Bazı anlar andan çok daha fazlasıdır insan için. Bir ölüm haberi aldığınızda, bir doğum haberi aldığınızda ya da sadece oturup televizyon izlerken ki ''an'' aynı anlamı taşımaz. Bazen bazı anlar andan daha fazlasını taşır. Bu şehirde benim için özel olan ilk an şu andı.
Erşan beyaz filtreli sigarasını dudaklarına her yanaştırdığında derin bir nefes alıp ciğerlerinde biriken dumanı yavaşça salıyor ve şarkıya çokta yüksek olmayan bir tonda eşlik ediyordu. Bu görüntü aklıma kazınsın ister gibi gözümü bile kırpmadan izliyordum onu. O ciddi manada çok yakışıklı, albenisi olan ve –tıpkı benim gibi- on yedi yaşında her kızın bayılabileceği bir çocuktu.
Erşan'ın kötü bir insan olduğunu asla düşünmüyordum belki biraz mesafeli, kaba ve soğuk bir çocuktu ama bunlar onu kötü yapmazdı. Aslında bakarsak benim dışımdaki insanlara iyi davrandığı bile söylenebilirdi. Bana davranışlarına gelince o konuda mantıklı hiçbir cümlem yoktu.
Düşüncelerim arabanın keskin freniyle duraksarken kapım Nirvananın iri kıyım güvenliği tarafından aralanmıştı. Yarım ağız bir teşekkürle indim arabadan ve Erşan ile birlikte siyah demir kapıdan içeri girdim.
Geçen geceye göre daha sakin olan barda müzik sesi de nispeten daha düşük bir volümdeydi. Etrafa şöyle bir bakındım. Buradaki kızlar gerçekten çok bakımlı ve alımlıydı. Benden büyüklerdi bu zaten belliydi ama giyimleri ve makyajları onları daha da kadınsı kılıyordu. Garip olan ise bu güzel kadınların bana olan bakışlarıydı. Sanki büyük bir yarışmada onları geçip birinci olmuşum gibi bakıyorlardı yüzüme. Kıskançlık, nefret, hayranlık adı her neyse bir insanın bana bakmasını istemediğim türden bakışlardı bunlar.
Şaşkın bakışlarımı onlardan ayırıp Erşan'a döndüğümde yanımda durmuş kısık gözleriyle beni izliyordu. Hafif açılmış dudaklarımı kapatıp yutkundum.
''Erşan herkes neden bana bakıyor.'' Sesimi duymuşmuydu bilmiyordum, gözlerini konuşurken izlediği dudaklarımdan gözlerime çevirdi. Yavaşça yüzünü yüzüme yaklaştırıp kulağıma eğildi.
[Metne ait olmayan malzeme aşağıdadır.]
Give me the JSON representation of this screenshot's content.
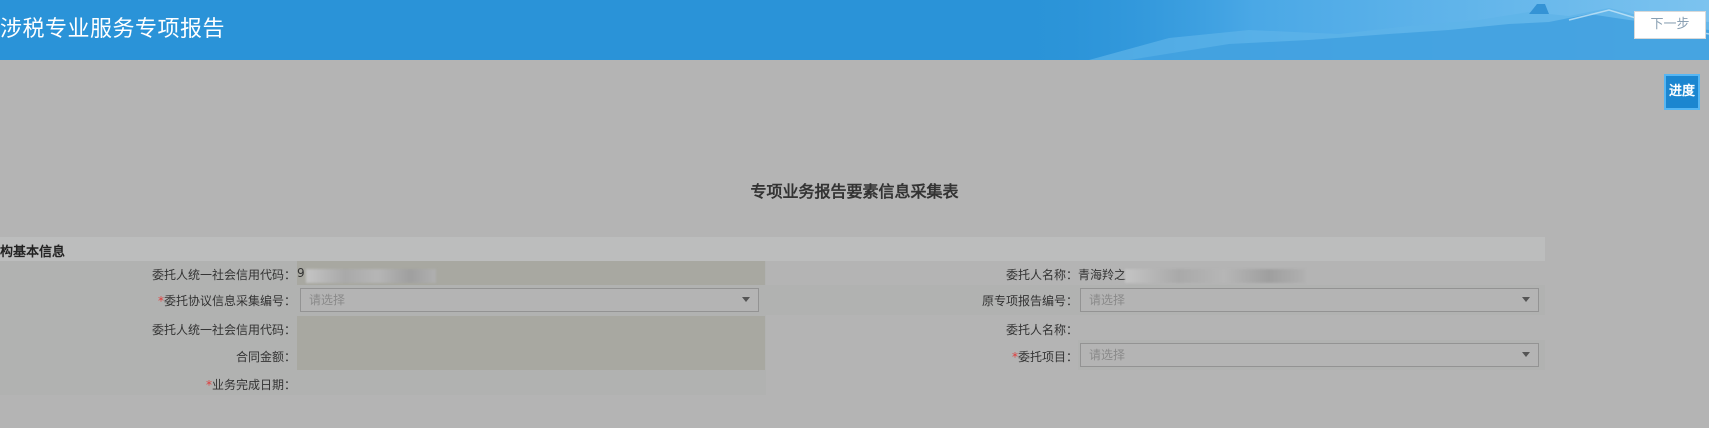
{
  "header": {
    "title": "涉税专业服务专项报告",
    "next_label": "下一步"
  },
  "progress_label": "进度",
  "form": {
    "title": "专项业务报告要素信息采集表",
    "section_title": "构基本信息",
    "fields": {
      "client_credit_code": {
        "label": "委托人统一社会信用代码：",
        "value": "9"
      },
      "client_name": {
        "label": "委托人名称：",
        "value": "青海羚之"
      },
      "agreement_no": {
        "label": "委托协议信息采集编号：",
        "placeholder": "请选择"
      },
      "original_report_no": {
        "label": "原专项报告编号：",
        "placeholder": "请选择"
      },
      "client_credit_code_2": {
        "label": "委托人统一社会信用代码："
      },
      "client_name_2": {
        "label": "委托人名称："
      },
      "contract_amount": {
        "label": "合同金额："
      },
      "entrusted_item": {
        "label": "委托项目：",
        "placeholder": "请选择"
      },
      "completion_date": {
        "label": "业务完成日期："
      }
    },
    "required_mark": "*"
  },
  "colors": {
    "header_blue": "#2a93d8",
    "progress_blue": "#1b86d0",
    "required_red": "#e03c3c"
  }
}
''Çünkü benim yanımdasın. '' bu yakınlık ve kokusu kafamı toplamamı zorlaştırsada kendimi duyurmak için uzaklaşmasına izin vermeden sordum.
''Bu garip bir şey mi?'' Küçük bir nefes verdi. Bu nefes boynumda eserken bütün hücrelerim yaşamdaki varlığını hissetmişti. Bu hissi daha fazla hissetmek ister gibi kapattım gözlerimi.
''Evet küçük kız, bu bir çok açıdan garip.'' Boynuma iyice yaklaşan nefesi beni gözlerimi açıp bir adım geri çekilmeye itmişti. Kısık gözlerle baktı yüzüme. Her zamanki soğuk ifadesi bir anlığına yok oldu zannetsem bile yerine yerleşmişti. Başını hafifçe sağa yatırdı.
''Çocuk bakıcılığına bayılmıyorum ama buraya benimle geldin. Gözümün önünden ayrılma.''
Sıkıntı dolu bir ifadeyle gözlerimi devirip arkasını dönen Erşan'ı takip etmeye başladım. Geçen gün oturduğu locaya doğru giderken arkamdan omzuma dokunan elle irkilip arkamı döndüm. Cenk büyük bir gülümsemeyle ''Nirvanaya güneş doğmuş'' dedi. Muzip gülümseyişine karşılık mahcup bir şekilde gülümsedim.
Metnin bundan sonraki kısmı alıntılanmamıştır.